Rebecca Sabky, an undergraduate admissions counselor at an Ivy League School, reads over 2,000 college applications every year. She writes: “The applicants are always intellectually curious and talented. They climb mountains, head extracurricular clubs and develop new technologies. They’re the next generation’s leaders. Their accomplishments stack up quickly.” But she’s always on the lookout for one rare quality: kindness, as exemplified in this true story:
[A student from a large public school in New England] was clearly bright, as evidenced by his class rank and teachers’ praise. He had a supportive recommendation from his college counselor and an impressive list of extracurriculars. … But one letter of recommendation caught my eye. It was from a school custodian.
Letters of recommendation are typically written by people who the applicant thinks will impress a school. This letter was different. The custodian wrote that he was compelled to support this student’s candidacy because of his thoughtfulness. This young man was the only person in the school who knew the names of every member of the janitorial staff. He turned off lights in empty rooms, consistently thanked the hallway monitor each morning and tidied up after his peers even if nobody was watching. This student, the custodian wrote, had a refreshing respect for every person at the school, regardless of position, popularity or clout.
Over 15 years and 30,000 applications in my admissions career, I had never seen a recommendation from a school custodian.
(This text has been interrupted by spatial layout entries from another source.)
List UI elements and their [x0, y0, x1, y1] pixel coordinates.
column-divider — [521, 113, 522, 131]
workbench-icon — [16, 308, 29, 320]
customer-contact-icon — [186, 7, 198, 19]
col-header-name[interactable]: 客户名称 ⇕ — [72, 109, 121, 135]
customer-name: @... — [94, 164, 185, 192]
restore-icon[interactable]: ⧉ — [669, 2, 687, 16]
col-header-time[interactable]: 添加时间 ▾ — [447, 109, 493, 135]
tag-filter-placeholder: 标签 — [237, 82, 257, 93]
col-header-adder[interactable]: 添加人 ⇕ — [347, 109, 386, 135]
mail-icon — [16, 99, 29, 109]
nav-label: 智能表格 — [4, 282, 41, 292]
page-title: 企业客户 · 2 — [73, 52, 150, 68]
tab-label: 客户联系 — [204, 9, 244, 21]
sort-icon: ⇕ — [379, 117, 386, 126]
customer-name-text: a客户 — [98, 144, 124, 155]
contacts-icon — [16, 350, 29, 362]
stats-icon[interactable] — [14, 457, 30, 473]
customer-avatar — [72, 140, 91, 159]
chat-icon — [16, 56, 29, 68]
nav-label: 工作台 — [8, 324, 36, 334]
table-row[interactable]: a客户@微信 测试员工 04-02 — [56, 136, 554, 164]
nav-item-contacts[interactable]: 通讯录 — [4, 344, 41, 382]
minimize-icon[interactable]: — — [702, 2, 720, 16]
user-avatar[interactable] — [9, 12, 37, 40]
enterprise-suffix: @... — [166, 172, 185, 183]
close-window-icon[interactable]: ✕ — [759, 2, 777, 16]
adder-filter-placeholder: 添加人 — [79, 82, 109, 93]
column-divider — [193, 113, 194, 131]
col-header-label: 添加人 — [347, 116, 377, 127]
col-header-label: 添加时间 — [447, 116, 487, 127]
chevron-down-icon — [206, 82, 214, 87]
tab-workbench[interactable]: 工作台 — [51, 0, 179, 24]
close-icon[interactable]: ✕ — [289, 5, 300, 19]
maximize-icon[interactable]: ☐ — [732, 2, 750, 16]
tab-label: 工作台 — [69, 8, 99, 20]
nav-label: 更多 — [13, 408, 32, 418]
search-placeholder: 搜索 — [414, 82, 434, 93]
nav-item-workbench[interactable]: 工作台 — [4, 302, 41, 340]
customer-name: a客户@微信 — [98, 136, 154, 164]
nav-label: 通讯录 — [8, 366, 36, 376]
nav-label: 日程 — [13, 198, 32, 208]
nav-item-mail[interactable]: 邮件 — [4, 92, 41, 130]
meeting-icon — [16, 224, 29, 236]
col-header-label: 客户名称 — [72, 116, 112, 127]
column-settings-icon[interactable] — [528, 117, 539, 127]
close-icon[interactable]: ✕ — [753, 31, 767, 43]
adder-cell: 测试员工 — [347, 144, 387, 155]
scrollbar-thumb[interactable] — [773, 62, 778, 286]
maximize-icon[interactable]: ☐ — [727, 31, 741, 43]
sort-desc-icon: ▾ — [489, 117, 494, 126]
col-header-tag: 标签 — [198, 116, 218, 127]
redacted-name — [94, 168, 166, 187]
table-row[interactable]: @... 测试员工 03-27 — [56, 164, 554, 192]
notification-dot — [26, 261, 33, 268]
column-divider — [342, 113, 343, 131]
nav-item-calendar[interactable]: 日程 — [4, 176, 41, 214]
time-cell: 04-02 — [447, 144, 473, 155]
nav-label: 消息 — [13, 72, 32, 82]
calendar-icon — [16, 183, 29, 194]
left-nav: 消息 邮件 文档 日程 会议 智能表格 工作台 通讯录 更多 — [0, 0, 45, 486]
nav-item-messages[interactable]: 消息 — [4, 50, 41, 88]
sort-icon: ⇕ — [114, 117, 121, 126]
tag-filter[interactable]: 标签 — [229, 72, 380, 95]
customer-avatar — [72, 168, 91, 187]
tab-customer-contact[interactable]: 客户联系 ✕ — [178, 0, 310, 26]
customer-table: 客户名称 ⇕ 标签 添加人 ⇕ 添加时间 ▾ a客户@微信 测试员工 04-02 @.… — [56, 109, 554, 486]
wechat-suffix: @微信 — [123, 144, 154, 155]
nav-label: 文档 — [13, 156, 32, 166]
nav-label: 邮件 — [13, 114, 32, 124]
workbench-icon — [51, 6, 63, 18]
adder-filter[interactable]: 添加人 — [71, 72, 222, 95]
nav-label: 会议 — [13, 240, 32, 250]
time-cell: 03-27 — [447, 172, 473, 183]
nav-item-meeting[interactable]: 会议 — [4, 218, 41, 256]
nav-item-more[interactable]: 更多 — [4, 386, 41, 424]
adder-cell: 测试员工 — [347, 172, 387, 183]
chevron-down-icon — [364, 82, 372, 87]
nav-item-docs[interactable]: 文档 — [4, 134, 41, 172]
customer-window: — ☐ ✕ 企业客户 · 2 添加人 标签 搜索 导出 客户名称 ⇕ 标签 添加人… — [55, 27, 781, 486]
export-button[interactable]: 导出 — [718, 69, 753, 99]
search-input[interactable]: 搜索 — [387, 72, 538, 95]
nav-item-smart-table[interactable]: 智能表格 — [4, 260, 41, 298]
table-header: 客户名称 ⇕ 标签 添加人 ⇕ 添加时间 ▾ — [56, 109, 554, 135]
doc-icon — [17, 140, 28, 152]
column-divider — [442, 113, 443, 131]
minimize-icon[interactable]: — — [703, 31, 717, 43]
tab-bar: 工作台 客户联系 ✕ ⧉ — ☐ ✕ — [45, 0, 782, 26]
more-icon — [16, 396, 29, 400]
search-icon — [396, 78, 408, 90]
It gave us a window onto a student’s life in the moments when nothing “counted.” That student was admitted by unanimous vote of the admissions committee.
As I read through this illustration it struck me what a bright future this young man must have had ahead of him. He was bright, intelligent and talented. However, the letter of recommendation from the janitor truly defined this young man. He was a servant. From cleaning up to turning off lights he truly had grasped the meaning of life.